Intrigued by the little mystery, Mattie and Al go up to the attic to sniff around, and find some packets of letters from their dad’s best friend, Neil. The last one reads, “Fuck you...you’re dead to me,” and indeed, the family hasn’t heard from Neil (or his wife, Yvonne) for many years. Reluctantly, Al tells Mattie a story from many years ago: as a teenager daytripping to Haight-Ashbury to score some weed, Al had unexpectedly run into their father – with Neil’s teenaged daughter Abby. Visibly nervous, their father explained that his flight to Washington (where he made monthly “business trips”) had been delayed, and he’d run into Abby while killing some time in San Francisco. At the time, Al was just glad he wasn’t in trouble; now, the memory seems sinister and shady. To make things even stranger, there’s a rumor that Abby, now an adult, is back in town but deeply reclusive. Equal parts curious and apprehensive, Mattie and Al poke tentatively at the questions surrounding their father’s past, not at all sure that they want to know the answers.

Meanwhile, Mattie is struggling to support herself as a stay-at-home mom. Fortunately, she lives rent-free in the family home (abandoned when her mother, Isa, moved to an assisted-living community), but the child support she receives from her ex-husband/booty-call Nicky isn’t enough to make ends meet. Plus, the house has rats. Disgusted, Mattie calls out an exterminator, but when he arrives, Daniel proves to be a gentle, pleasant man who lacks the stomach for the gruesome job. He quits on the spot, and she hires him to do some odd jobs around the house instead. Mattie is disappointed to find that Daniel is married, but resolves to make the best of it and be friends. Soon, they’re nearly inseparable, much to the dismay of Daniel’s tubby hippie wife Pauline – it seems their marriage isn’t all that strong after all, and Pauline feels the need to engage in some guerrilla tactics to keep Mattie away from Daniel. Or vice versa. Wink wink.

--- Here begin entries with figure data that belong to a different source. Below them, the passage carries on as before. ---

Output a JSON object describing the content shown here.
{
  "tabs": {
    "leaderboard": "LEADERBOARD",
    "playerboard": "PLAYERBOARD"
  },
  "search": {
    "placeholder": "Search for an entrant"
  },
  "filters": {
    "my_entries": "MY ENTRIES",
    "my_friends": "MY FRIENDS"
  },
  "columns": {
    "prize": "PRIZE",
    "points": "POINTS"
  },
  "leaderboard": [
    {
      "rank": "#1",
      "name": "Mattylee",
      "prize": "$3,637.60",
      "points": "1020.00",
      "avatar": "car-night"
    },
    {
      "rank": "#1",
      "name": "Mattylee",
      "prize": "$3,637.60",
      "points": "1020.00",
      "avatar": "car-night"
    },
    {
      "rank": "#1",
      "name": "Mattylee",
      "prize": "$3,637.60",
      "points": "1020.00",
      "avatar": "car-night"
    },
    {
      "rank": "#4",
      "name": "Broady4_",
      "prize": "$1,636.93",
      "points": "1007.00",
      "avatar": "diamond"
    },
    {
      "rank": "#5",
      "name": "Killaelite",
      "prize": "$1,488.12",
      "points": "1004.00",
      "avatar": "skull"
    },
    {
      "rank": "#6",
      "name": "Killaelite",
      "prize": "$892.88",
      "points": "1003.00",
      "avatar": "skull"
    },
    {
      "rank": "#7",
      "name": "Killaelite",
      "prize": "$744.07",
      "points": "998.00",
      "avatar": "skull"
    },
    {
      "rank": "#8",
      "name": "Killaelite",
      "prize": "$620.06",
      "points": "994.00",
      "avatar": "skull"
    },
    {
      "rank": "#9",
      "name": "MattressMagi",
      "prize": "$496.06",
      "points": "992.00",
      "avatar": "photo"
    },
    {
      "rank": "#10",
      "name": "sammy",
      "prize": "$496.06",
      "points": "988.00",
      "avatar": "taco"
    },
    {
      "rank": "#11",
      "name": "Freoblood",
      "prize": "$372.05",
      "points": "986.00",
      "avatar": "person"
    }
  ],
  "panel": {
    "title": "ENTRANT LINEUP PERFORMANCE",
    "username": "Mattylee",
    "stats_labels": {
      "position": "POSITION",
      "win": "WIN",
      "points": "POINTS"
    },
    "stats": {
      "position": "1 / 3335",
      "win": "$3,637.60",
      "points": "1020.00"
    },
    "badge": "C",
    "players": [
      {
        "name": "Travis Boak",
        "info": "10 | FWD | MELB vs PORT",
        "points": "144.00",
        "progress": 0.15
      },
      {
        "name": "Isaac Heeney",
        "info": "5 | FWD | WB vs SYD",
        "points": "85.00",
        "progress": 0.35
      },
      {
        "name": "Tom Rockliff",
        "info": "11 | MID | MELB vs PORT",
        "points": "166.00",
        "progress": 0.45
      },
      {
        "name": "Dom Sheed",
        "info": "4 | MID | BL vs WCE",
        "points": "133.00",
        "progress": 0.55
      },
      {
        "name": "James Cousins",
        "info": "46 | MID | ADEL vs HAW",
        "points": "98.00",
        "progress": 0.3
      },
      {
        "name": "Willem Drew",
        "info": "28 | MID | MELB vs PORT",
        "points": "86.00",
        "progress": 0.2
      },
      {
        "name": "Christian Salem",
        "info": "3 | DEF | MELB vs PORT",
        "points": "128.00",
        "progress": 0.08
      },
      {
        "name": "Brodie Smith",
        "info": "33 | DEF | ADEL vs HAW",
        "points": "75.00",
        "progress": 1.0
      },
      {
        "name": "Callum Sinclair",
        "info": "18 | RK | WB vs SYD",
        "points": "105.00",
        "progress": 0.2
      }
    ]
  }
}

Anne Lamott is best known to me as the author of the popular writers’ how-to Bird by Bird (which I own but have never read). Since everyone praises Lamott’s writerly insight and instruction so highly, I was surprised at the clumsy pacing and strangely unaffecting prose in her own fiction. The story covers more than four years in less than three hundred pages, and though this is not necessarily a problem, the way she does it is; half a year zips by in one paragraph, and then five or six pages are devoted to a throwaway scene that contains no crucial information. Mattie often comments with bemusement on how months fly with preternatural speed, and that, in late October, “it should have been March 23”; it’s a sentiment the reader can sympathize with. There is no compelling reason for the story to encompass such a large chunk of time, anyway, which makes the awkwardly handled time travel even more inexplicable. Because Mattie is deeply religious, the prose is saturated with wry, rueful conversations with God, and Erma-Bombeck-esque (i.e., not funny) housewife humor about the vexations of raising kids. If saccharine religious earnestness isn’t your bag, you’ll never be able to get through this; I had to take it in fifty-page sittings to avoid throwing up.

This is by no means a page-turner; the ending is obvious from a couple hundred pages away. Blue Shoe is supposed to be one of those novels where the pleasure lies not in the end but in the journey; alas, the journey’s not much fun either. Mattie is a not-overly-intelligent, blandly religious protagonist, simultaneously resentful of and dependent on the neediness of her family; her character is well-developed without being interesting in any way. Blue Shoe attempts to glorify the extremely ordinary life of an extremely ordinary character; but why such a thoroughly unremarkable existence merits such veneration is unclear. If you have a lucky charm that you find effective, you might consider forwarding it to Anne Lamott; blue shoes don’t seem to be working out too well for her.